在就任平汉大将军一职之前,张辅在京师住了一阵子,有一次他在东暖阁面圣,见到过张皇后。张皇后的微笑冰冷,那单眼皮小眼睛里的敌意、用笑容也掩藏不住。
张辅不得不考虑到自己的外孙,对张皇后是一种威胁和隐患。
不过张皇后至少在明面上,把话说得冠冕堂皇,简直称得上是情理兼备,更没有反对张辅出任平汉大将军一职;张辅也视作是一种妥协。毕竟此时汉王叛军的形势愈演愈烈,双方都有共同的大敌!
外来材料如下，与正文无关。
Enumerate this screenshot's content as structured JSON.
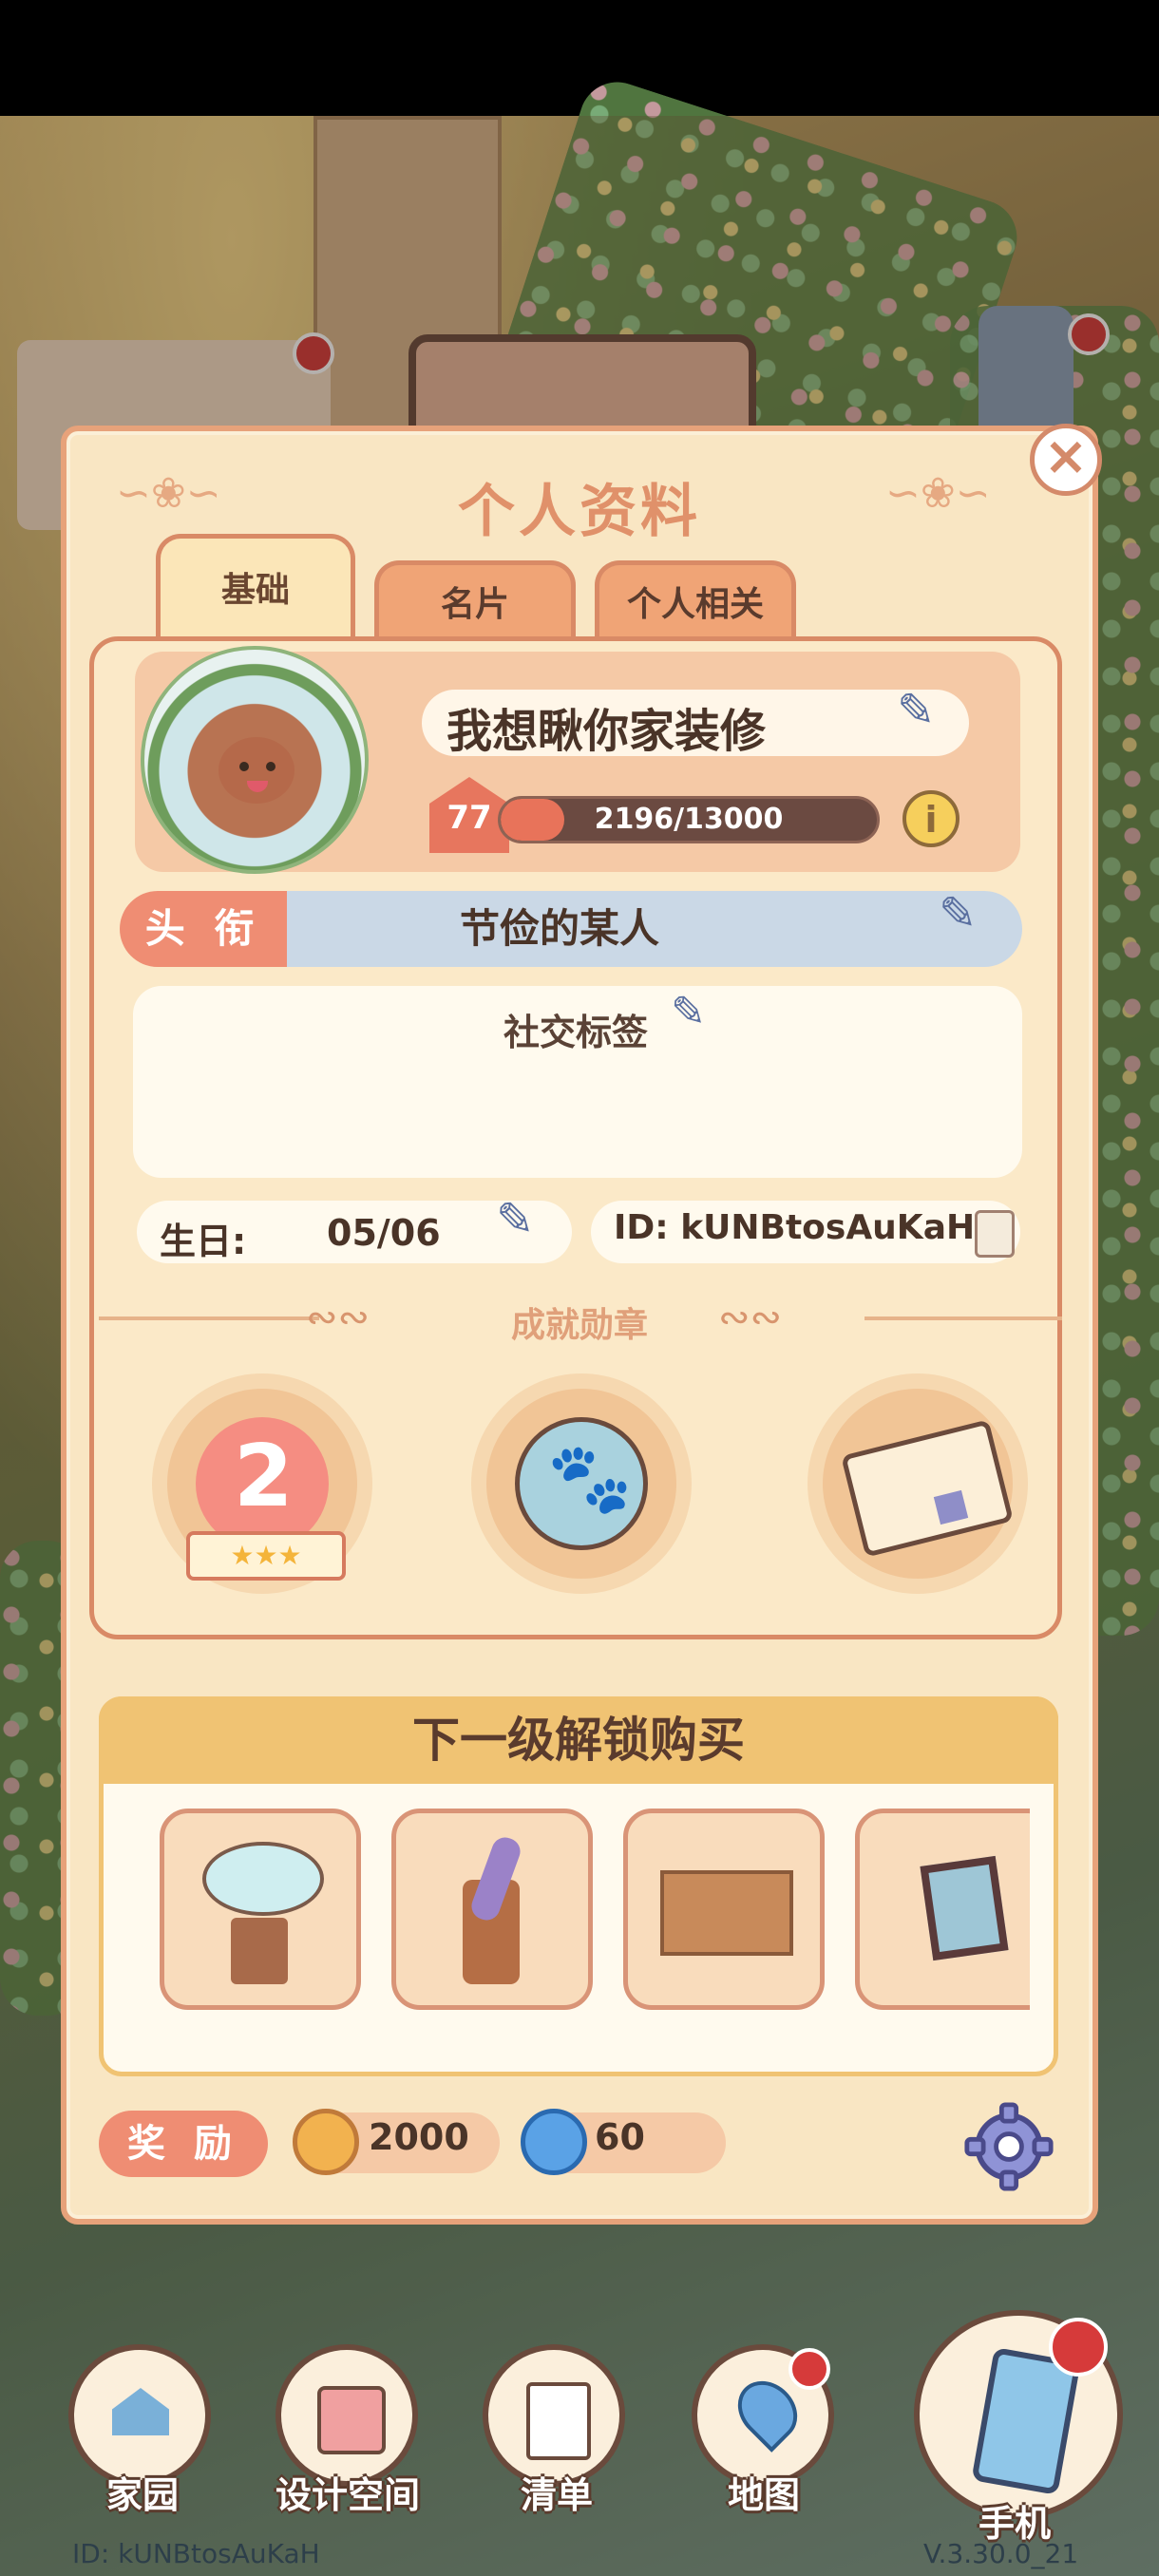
{
  "panel": {
    "title": "个人资料"
  },
  "tabs": [
    {
      "label": "基础",
      "active": true
    },
    {
      "label": "名片",
      "active": false
    },
    {
      "label": "个人相关",
      "active": false
    }
  ],
  "profile": {
    "nickname": "我想瞅你家装修",
    "level": "77",
    "xp_text": "2196/13000",
    "xp_fraction": 0.169,
    "title_label": "头 衔",
    "title_value": "节俭的某人",
    "social_tags_title": "社交标签",
    "birthday_label": "生日:",
    "birthday_value": "05/06",
    "id_text": "ID: kUNBtosAuKaH"
  },
  "achievements": {
    "title": "成就勋章",
    "medals": [
      {
        "name": "anniversary-2-medal"
      },
      {
        "name": "paw-medal"
      },
      {
        "name": "letter-medal"
      }
    ]
  },
  "unlock": {
    "title": "下一级解锁购买",
    "items": [
      "glass-table",
      "umbrella-stand",
      "wooden-cabinet",
      "framed-picture"
    ]
  },
  "reward": {
    "label": "奖 励",
    "coins": "2000",
    "gems": "60"
  },
  "nav": [
    {
      "label": "家园",
      "icon": "home-icon"
    },
    {
      "label": "设计空间",
      "icon": "design-icon"
    },
    {
      "label": "清单",
      "icon": "list-icon"
    },
    {
      "label": "地图",
      "icon": "map-icon"
    },
    {
      "label": "手机",
      "icon": "phone-icon"
    }
  ],
  "footer": {
    "player_id": "ID:  kUNBtosAuKaH",
    "version": "V.3.30.0_21"
  },
  "colors": {
    "panel_bg": "#f9e6c3",
    "accent": "#ef8d73",
    "xp_fill": "#e8735a",
    "title_bar": "#cad8e6",
    "unlock_header": "#f0c373"
  }
}
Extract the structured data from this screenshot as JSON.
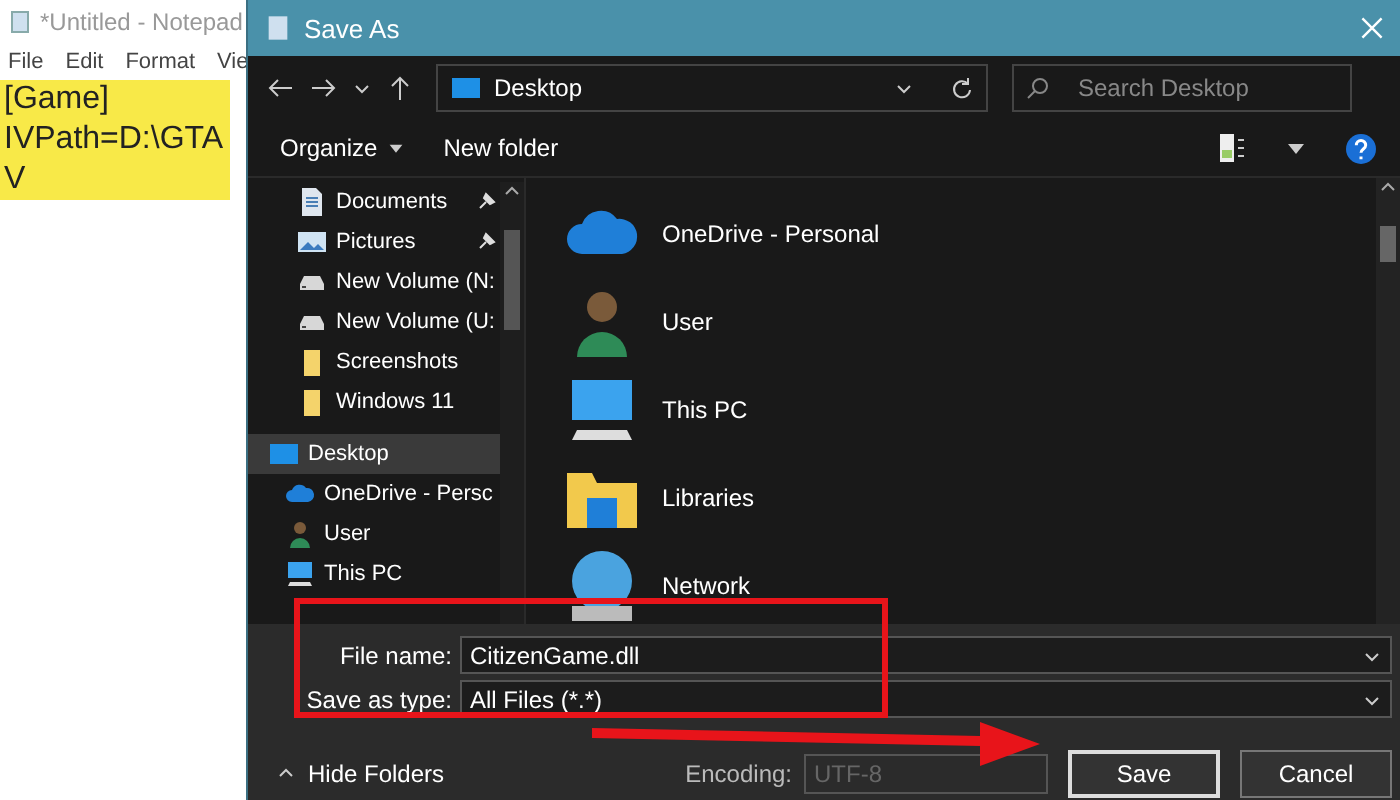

如果张贵妃生的不是皇子,或许彼此之间还有重修旧好的余地;但现在相互的妥协,便极可能只是暂时的权宜之计……
就在这时,又有人被带进了签押房。张辅沉住气,压住了胸中的恼怒,抬头看向刚刚进来的人。
“下官拜见张大帅。”来人是个文官。
此人是吴高军中的人,跟着巡抚雷填等人一起逃到了湖广。
大明官军军队里有很多文官宦官。吴高十万大军,里面的文官宦官一共应该有两三百人;又如薛禄在四川战败后,便有两三百文官宦官被俘获,后来又被汉王释放回了京。
除了郑和等宦官曾在海军里掌过兵权,军中一般的文官宦官不掌兵权,会做一些公文传递、登记造册和建议策划的事;当然还会负责联络军中的朝廷各衙门密探卧底,并监视掌兵的大将。
明军的权力分割日益细化,很多人都属于不同的衙门,其组织的复杂性远超以往的朝代。所以几乎很难发生大将拥兵自重的事。
军中文官应该知道不少事,所以张辅打发了耿浩之后,最先召见的人便是这个文官。
张辅开始询问汉王军的阵法、兵器等事。一番交谈下来,文官描述的汉王军作战方法,与大明官军几乎别无二致;只有一种叫“开山铳”的火铳比较稀奇,但射程与铜火铳也差不多。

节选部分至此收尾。